Dear sweet Mother, still trying to set up
blind dates for her hopeless daughter from hundreds of miles
away.

Elizabeth ignored that one and concentrated
on the others. She wrote about the people here and the new friends
she’d made. She wrote at length about her plans for a book knowing
that her mother would find it easier to explain ‘research for an
important sociological subject’ as an excuse for her daughter’s
absence. She wondered how her mother would react if she wrote about
Marshall and the truth about the people here.

The bell over the door rang and Maggie walked
in. “I see George finally found a home for that baby truck.”

Roman raised his arm over his head and arched
his hand to point at Elizabeth who looked out the window to where
her truck was parked. It did look dwarfed between the big Chevy and
Dodge parked to either side.

“Yes he did,” Elizabeth laughed, “And I
promised to love and care for it until it grows up. You’re just the
lady I was hoping to see.”

“Looking for trouble, are you? What can I do
for you? Bring me a piece of that pie and a sweet tea, will you,
honey?” She took a seat across from Elizabeth and listened while
Elizabeth explained her needs.

“You can check Mercer’s Hardware right up the
street. He carries a bit of everything. You want good clothing at a
fair price, you go on out to the Farm Supply out on 32.” Maggie
glanced over at the couple in the booth. “These stories you’re
collecting. They don’t have anything to do with…?” she raised her
eyebrows in question.

“Oh no, no. I’d edit out any references like
that. Besides, a publisher would label it paranormal fiction.”

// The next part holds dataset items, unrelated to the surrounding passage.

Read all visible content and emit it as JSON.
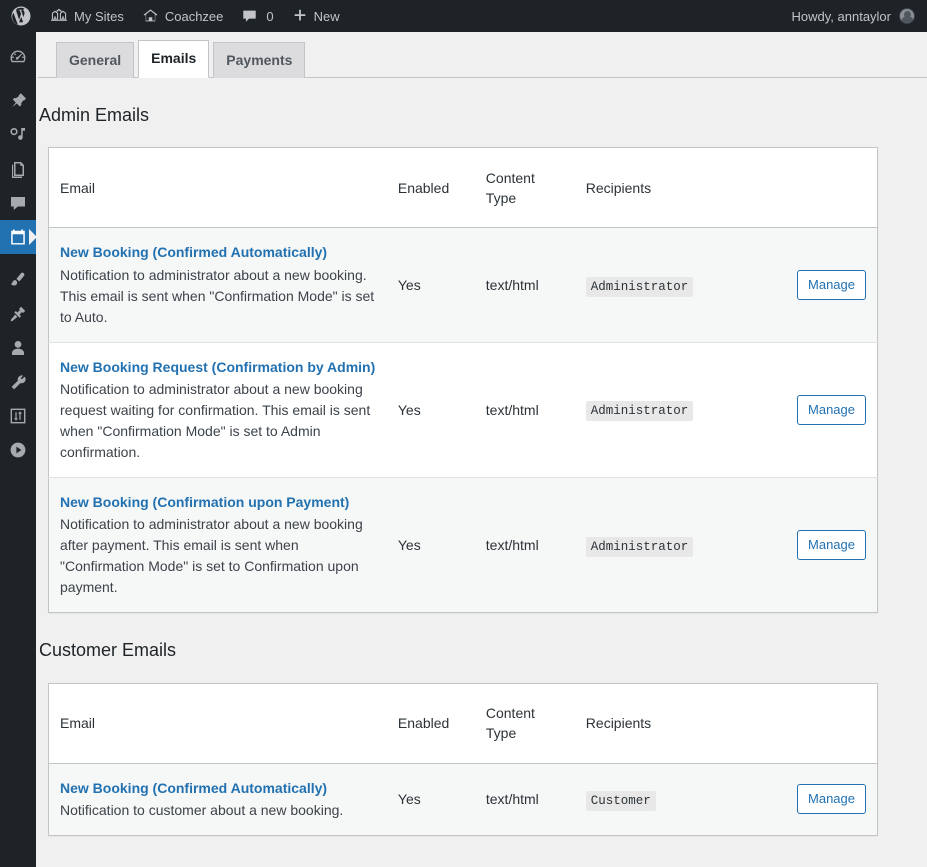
{
  "adminbar": {
    "wp_logo": "wordpress-logo",
    "my_sites": "My Sites",
    "site_name": "Coachzee",
    "comment_count": "0",
    "new_label": "New",
    "howdy": "Howdy, anntaylor"
  },
  "adminmenu": {
    "items": [
      {
        "name": "dashboard",
        "icon": "dashboard-icon",
        "current": false
      },
      {
        "name": "posts",
        "icon": "pin-icon",
        "current": false
      },
      {
        "name": "media",
        "icon": "media-icon",
        "current": false
      },
      {
        "name": "pages",
        "icon": "pages-icon",
        "current": false
      },
      {
        "name": "comments",
        "icon": "comments-icon",
        "current": false
      },
      {
        "name": "bookings",
        "icon": "calendar-icon",
        "current": true
      },
      {
        "name": "appearance",
        "icon": "paintbrush-icon",
        "current": false
      },
      {
        "name": "plugins",
        "icon": "plugin-icon",
        "current": false
      },
      {
        "name": "users",
        "icon": "user-icon",
        "current": false
      },
      {
        "name": "tools",
        "icon": "wrench-icon",
        "current": false
      },
      {
        "name": "settings",
        "icon": "settings-icon",
        "current": false
      },
      {
        "name": "media-player",
        "icon": "play-circle-icon",
        "current": false
      }
    ]
  },
  "tabs": [
    {
      "label": "General",
      "active": false
    },
    {
      "label": "Emails",
      "active": true
    },
    {
      "label": "Payments",
      "active": false
    }
  ],
  "columns": {
    "email": "Email",
    "enabled": "Enabled",
    "content_type": "Content Type",
    "recipients": "Recipients"
  },
  "manage_label": "Manage",
  "sections": [
    {
      "title": "Admin Emails",
      "rows": [
        {
          "title": "New Booking (Confirmed Automatically)",
          "description": "Notification to administrator about a new booking. This email is sent when \"Confirmation Mode\" is set to Auto.",
          "enabled": "Yes",
          "content_type": "text/html",
          "recipients": "Administrator"
        },
        {
          "title": "New Booking Request (Confirmation by Admin)",
          "description": "Notification to administrator about a new booking request waiting for confirmation. This email is sent when \"Confirmation Mode\" is set to Admin confirmation.",
          "enabled": "Yes",
          "content_type": "text/html",
          "recipients": "Administrator"
        },
        {
          "title": "New Booking (Confirmation upon Payment)",
          "description": "Notification to administrator about a new booking after payment. This email is sent when \"Confirmation Mode\" is set to Confirmation upon payment.",
          "enabled": "Yes",
          "content_type": "text/html",
          "recipients": "Administrator"
        }
      ]
    },
    {
      "title": "Customer Emails",
      "rows": [
        {
          "title": "New Booking (Confirmed Automatically)",
          "description": "Notification to customer about a new booking.",
          "enabled": "Yes",
          "content_type": "text/html",
          "recipients": "Customer"
        }
      ]
    }
  ],
  "colors": {
    "wp_blue": "#2271b1",
    "adminbar_bg": "#1d2327",
    "content_bg": "#f0f0f1"
  }
}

Maggie laughed, but kept her voice low. “I’ve
been called a lot of things in my time, but paranormal fiction
ain’t one of them.”

The couple in the booth rose and paid their
bill at the end of the counter. Elizabeth waited until the door
closed behind them.

“Is everyone around here… you know?”

“Mostly. We hold the majority of votes so we
keep key positions to our own. Marshall’s family owns almost half
this mountain and the rest of us own a goodly portion of what’s
left. Government owns most of what’s west of here. We’re doing what
we can to keep folks out. Sooner or later, we’re going to see the
same problems our cousins are seeing down south; rich folks wanting
to live the country life. Course, as soon as they get it, they
start demanding better roads, shopping malls and fancy restaurants
and before you know it, the place looks like the one they left and
there’s no place for our kind to hunt.”